The support staff of nurses and ward boys is equally reticent and aloof. It has been so many years in this service, in the same wards, doing the same stuff that they are now immune to the suffering that they witness around them. Irritable and overworked they rave and rant at the patients and their relatives (though occasionally relatives can try your patience) and show their anger by ignoring some 'over smart' patients who stand up to their inefficiencies. (Florence Nightingale must be turning in her grave!)
In the face of negligence there begins a popular game of passing the buck- Doctors pass it on to the staff and the staff ultimately passes it on to the patients. So the final word is that the patient is responsible for whatever adverse happenings and therapeutic misadventures and the Hospital for any successes.
Not far behind are the silent spectators-the reluctant workers known as 'Interns. Time and tide and INTERNS wait for no one! All blood collections, IV cannulation and catheterizations must be done within a couple of hours. Their future is at stake! They need the time to memorize books and solve MCQs for entrance exams. Ha! Who needs clinical experience?
The Bosses typically make a lot of noise and display a high-handedness-a defense mechanism to hide their own inadequacies. Many haven't touched a book for the past decade and are unaware of the latest advances in the field! Those who have the knowledge do not have the time to give such free service as MONEY not only makes the proverbial MARE but also the whole world goes around.
Day after day, this panorama unfolds before my eyes and I wonder, "Where are the people who gave this profession the tag - NOBLE? Where have they disappeared? We have the physicians and surgeons BUT where are the HEALERS? Tell me, when was the last time a patients pain and suffering moved you to tears? When last during an emergency having been woken up in the middle of the night, you have treated a patient with compassion (instead of cursing him)?
Learn from a firefly-which goes up in flames only to give light to others. It lives only for a night but the spirit of sacrifice...of selfless service lives on forever. Imagine a swarm of fireflies moving together in perfect coordination could illuminate an entire village!
It took only one man to spark a revolution; one spark to ignite an inferno. One seed of selfless service to humanity-if nurtured with the manure of KNOWLEDGE and COMMITMENT and irrigated with the river of CONSCIENCE could grow into a "KALPAVRIKSHA"-the mythological divine tree.
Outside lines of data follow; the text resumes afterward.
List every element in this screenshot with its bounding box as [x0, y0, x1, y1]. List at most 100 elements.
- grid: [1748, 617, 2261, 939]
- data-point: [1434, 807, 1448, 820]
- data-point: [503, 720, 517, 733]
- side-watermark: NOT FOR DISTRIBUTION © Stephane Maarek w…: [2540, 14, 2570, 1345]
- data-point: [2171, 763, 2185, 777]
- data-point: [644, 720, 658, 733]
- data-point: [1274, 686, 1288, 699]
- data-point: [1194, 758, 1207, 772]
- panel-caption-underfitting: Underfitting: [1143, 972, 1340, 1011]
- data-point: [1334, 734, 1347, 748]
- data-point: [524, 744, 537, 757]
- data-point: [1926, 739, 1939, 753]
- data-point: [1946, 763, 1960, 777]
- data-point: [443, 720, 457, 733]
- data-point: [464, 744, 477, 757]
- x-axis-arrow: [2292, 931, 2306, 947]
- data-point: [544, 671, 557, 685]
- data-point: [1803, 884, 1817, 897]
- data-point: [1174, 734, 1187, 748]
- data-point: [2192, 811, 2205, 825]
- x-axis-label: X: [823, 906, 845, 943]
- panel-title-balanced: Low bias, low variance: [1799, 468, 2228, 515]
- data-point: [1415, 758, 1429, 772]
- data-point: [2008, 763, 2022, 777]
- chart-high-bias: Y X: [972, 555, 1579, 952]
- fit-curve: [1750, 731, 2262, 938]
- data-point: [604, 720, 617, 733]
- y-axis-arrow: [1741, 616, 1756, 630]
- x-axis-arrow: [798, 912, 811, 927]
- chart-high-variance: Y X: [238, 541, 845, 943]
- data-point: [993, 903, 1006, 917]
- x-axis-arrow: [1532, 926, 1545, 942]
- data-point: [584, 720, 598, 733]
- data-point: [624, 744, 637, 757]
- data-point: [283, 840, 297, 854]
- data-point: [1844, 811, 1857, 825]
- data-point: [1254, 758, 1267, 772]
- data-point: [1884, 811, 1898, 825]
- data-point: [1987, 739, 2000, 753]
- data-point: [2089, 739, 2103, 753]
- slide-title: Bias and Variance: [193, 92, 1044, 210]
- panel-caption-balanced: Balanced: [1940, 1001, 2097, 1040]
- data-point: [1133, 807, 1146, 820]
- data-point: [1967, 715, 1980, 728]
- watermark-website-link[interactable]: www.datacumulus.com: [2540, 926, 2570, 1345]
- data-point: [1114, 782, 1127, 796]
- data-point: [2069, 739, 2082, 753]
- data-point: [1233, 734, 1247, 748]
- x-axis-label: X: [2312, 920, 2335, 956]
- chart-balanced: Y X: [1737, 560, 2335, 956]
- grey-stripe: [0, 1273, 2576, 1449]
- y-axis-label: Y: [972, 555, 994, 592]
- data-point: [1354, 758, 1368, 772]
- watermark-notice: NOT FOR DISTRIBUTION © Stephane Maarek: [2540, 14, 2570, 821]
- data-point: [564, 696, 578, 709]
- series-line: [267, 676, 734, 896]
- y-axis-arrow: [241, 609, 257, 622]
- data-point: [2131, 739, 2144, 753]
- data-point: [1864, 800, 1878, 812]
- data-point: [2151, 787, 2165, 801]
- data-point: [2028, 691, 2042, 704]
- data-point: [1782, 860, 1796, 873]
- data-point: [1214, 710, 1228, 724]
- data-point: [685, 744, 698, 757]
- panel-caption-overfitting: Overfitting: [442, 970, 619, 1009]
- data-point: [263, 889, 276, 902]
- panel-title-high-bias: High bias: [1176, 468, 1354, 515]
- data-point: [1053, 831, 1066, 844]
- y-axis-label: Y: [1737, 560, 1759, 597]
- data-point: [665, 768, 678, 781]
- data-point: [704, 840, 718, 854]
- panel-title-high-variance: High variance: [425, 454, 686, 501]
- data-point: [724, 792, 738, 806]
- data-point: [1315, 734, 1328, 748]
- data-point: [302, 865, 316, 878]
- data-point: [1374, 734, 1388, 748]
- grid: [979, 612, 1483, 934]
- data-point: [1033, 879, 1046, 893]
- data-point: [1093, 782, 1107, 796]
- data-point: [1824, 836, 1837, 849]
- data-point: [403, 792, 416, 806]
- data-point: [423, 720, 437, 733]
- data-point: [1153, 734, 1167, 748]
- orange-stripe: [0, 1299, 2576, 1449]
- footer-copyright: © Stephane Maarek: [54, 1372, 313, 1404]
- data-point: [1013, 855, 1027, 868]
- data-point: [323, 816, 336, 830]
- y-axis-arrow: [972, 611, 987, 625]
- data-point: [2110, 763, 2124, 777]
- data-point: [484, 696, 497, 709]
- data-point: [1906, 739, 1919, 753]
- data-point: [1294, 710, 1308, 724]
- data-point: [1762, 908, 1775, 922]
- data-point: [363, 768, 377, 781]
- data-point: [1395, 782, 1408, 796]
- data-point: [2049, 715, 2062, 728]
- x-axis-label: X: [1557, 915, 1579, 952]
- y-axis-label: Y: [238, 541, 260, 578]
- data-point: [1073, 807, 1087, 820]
A tree that could fulfill all desires-a tree that was the origin of the Paradise, the garden of Eden.
Let us all come together and become sensitive conscientious doctors and do ourselves and our profession proud. We can even now silence our critics and put the medical profession back on the altar of Nobility where it once reigned.
If we can do this, friends...Heaven on Earth may not be such an impossible achievement after all.